Лифшиц подошёл к нам с Миланой и объявил:
– Олег, сейчас наш оператор вас с Миланой снимет на лестнице. Задача такая. Подходишь к Милане, берёшь за руку. Потом вы сходите к машине, садитесь. Мило беседуете. Понятно? Кирилл уже установил камеру. Кирилл – оператор-постановщик, – объяснил он.
Парень, похожий на хищную птицу, взглянул в видоискатель, потом на меня, и поморщился. Может быть, заметил, как я трясусь от страха? Надо взять себя в руки, не мальчик уже. Если дело не выгорит, в сущности, я не потеряю ничего.
– Лиля, покажи товарищам, где им начинать, – услышал я голос Лившица, и увидел ещё одно действующее лицо – худенькую девушку со стрижкой-каре и большими, распахнутыми глазами. Девушка прошлась по лестнице, делая пометки мелком, дошла до машины, провела жирную линию, и вернулась к нам.
– Так, все готово, – удовлетворённо произнёс Лифшиц. – Начинаем!

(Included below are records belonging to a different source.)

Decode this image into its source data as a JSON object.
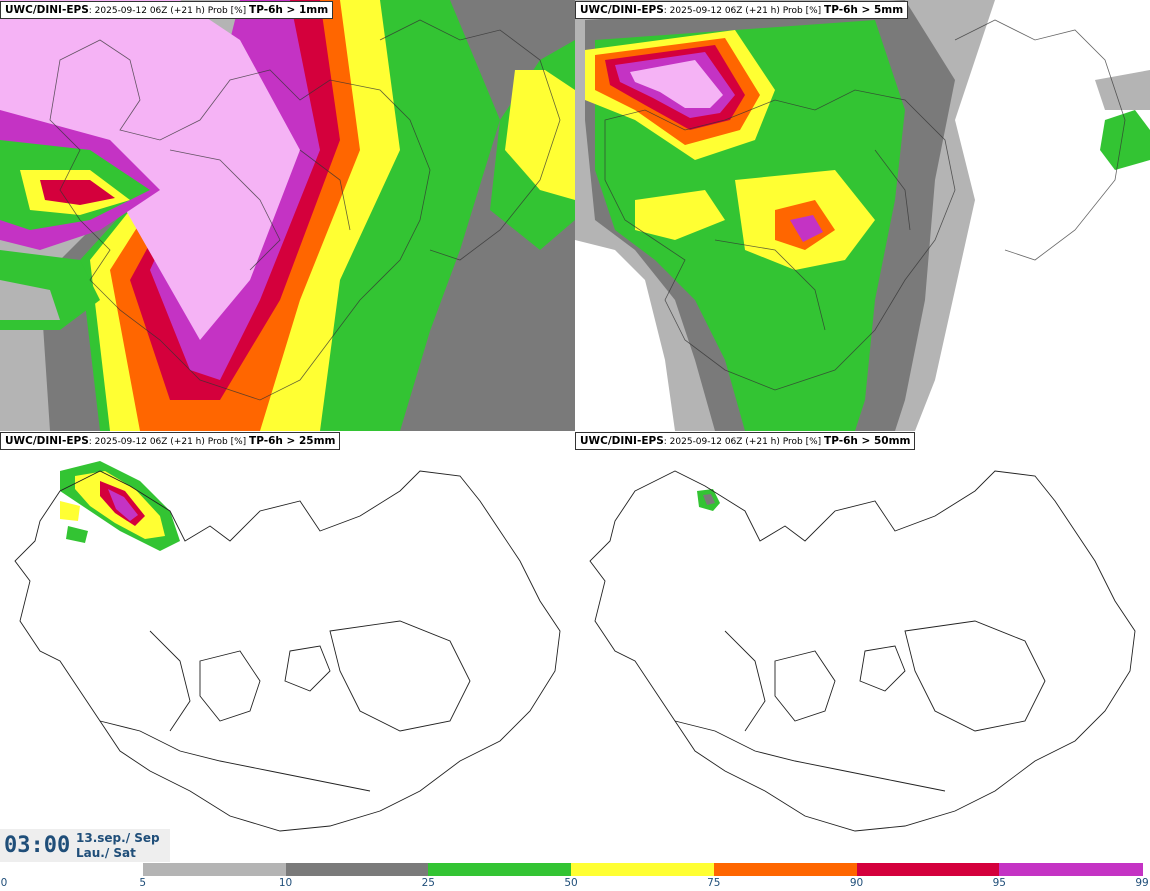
{
  "panels": [
    {
      "model": "UWC/DINI-EPS",
      "meta": ": 2025-09-12 06Z (+21 h) Prob [%] ",
      "variable": "TP-6h > 1mm",
      "precip_level": "very-high"
    },
    {
      "model": "UWC/DINI-EPS",
      "meta": ": 2025-09-12 06Z (+21 h) Prob [%] ",
      "variable": "TP-6h > 5mm",
      "precip_level": "high"
    },
    {
      "model": "UWC/DINI-EPS",
      "meta": ": 2025-09-12 06Z (+21 h) Prob [%] ",
      "variable": "TP-6h > 25mm",
      "precip_level": "low"
    },
    {
      "model": "UWC/DINI-EPS",
      "meta": ": 2025-09-12 06Z (+21 h) Prob [%] ",
      "variable": "TP-6h > 50mm",
      "precip_level": "minimal"
    }
  ],
  "time": {
    "clock": "03:00",
    "date": "13.sep./ Sep",
    "day": "Lau./ Sat"
  },
  "colorbar": {
    "ticks": [
      "0",
      "5",
      "10",
      "25",
      "50",
      "75",
      "90",
      "95",
      "99"
    ],
    "colors": [
      "#ffffff",
      "#b4b4b4",
      "#7a7a7a",
      "#33c433",
      "#ffff33",
      "#ff6600",
      "#d4003c",
      "#c433c4",
      "#f5b3f5"
    ]
  }
}
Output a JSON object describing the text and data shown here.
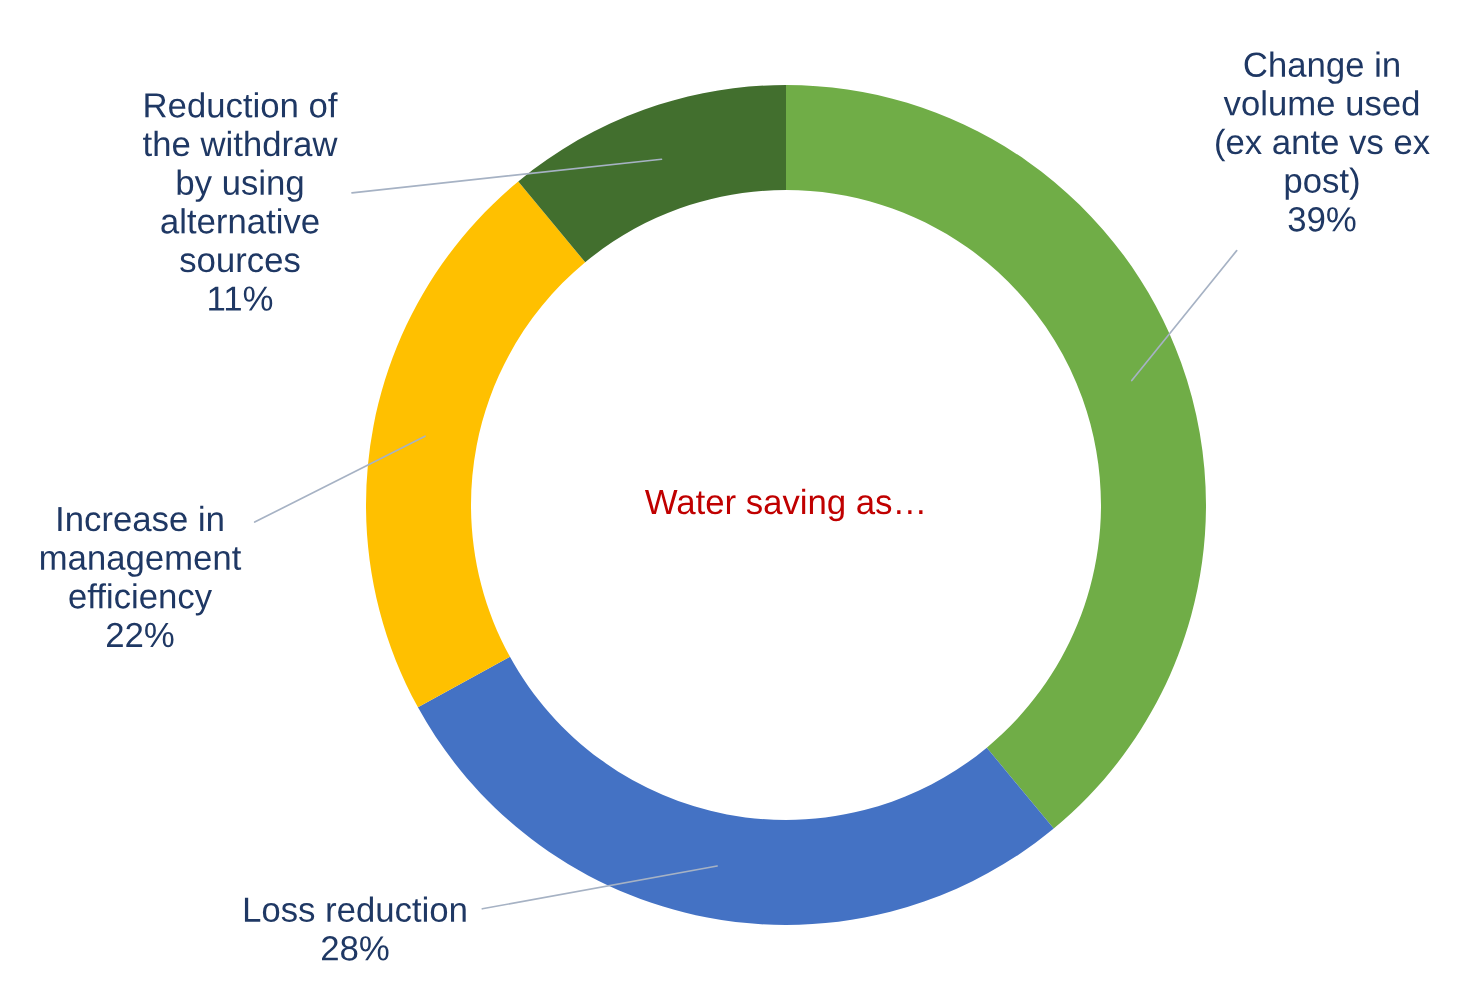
{
  "chart_data": {
    "type": "donut",
    "categories": [
      "Change in\nvolume used\n(ex ante vs ex\npost)",
      "Loss reduction",
      "Increase in\nmanagement\nefficiency",
      "Reduction of\nthe withdraw\nby using\nalternative\nsources"
    ],
    "values": [
      39,
      28,
      22,
      11
    ],
    "value_labels": [
      "39%",
      "28%",
      "22%",
      "11%"
    ],
    "colors": [
      "#70ad47",
      "#4472c4",
      "#ffc000",
      "#426f2e"
    ],
    "annotations": [
      "Water saving as…"
    ]
  }
}
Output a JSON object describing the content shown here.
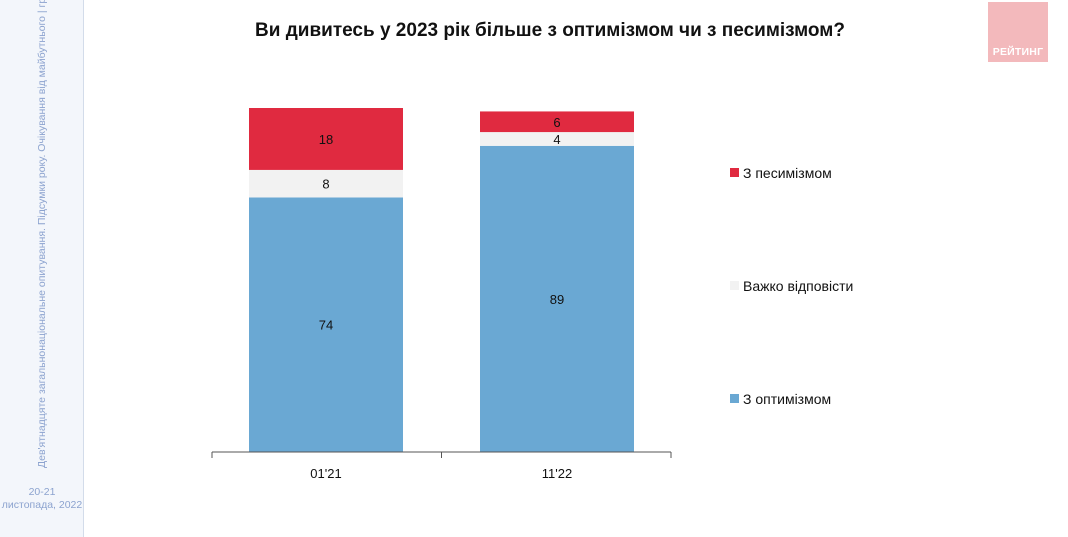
{
  "sidebar": {
    "note": "Дев'ятнадцяте загальнонаціональне опитування. Підсумки року. Очікування від майбутнього | група РЕЙТИНГ",
    "date_line1": "20-21",
    "date_line2": "листопада, 2022"
  },
  "logo": {
    "text": "РЕЙТИНГ",
    "color": "#f3b9bc"
  },
  "chart_data": {
    "type": "bar",
    "stacked": true,
    "title": "Ви дивитесь у 2023 рік більше з оптимізмом чи з песимізмом?",
    "categories": [
      "01'21",
      "11'22"
    ],
    "series": [
      {
        "name": "З оптимізмом",
        "values": [
          74,
          89
        ],
        "color": "#6aa8d3"
      },
      {
        "name": "Важко відповісти",
        "values": [
          8,
          4
        ],
        "color": "#f2f2f2"
      },
      {
        "name": "З песимізмом",
        "values": [
          18,
          6
        ],
        "color": "#e02a40"
      }
    ],
    "ylim": [
      0,
      100
    ],
    "legend_position": "right",
    "grid": false
  }
}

Милана грациозно поднялась по лестнице, остановилась на верхней площадке. Лиля щёлкнула перед ней хлопушкой и Милана начала царственной походкой спускаться. Оператор следил камерой за ней, а я должен был по команде войти в кадр.
– Стоп! – завопил Лифшиц, и грязно выругался. – Лиля, быстро микрофончик прицепи Олегу. Так хорошо-хорошо. Продолжаем.
Ему безумно приятно было ощущать себя главным, командовать, делать вид, что именно он снимает кино. Я отвёл Милану к машине, старательно выдавливая из себя ничего не значащие слова, посадил на пассажирское место, сел за руль.
– Всем спасибо! – заорал Лифшиц, подскочив к нам. – Олег, я покажу пробы Верхоланцеву и Розенштейну, – затараторил он. – Оставьте ваш телефончик, мы вам перезвоним. Вы свободны. Так продолжаем! – закричал он начальственным тоном.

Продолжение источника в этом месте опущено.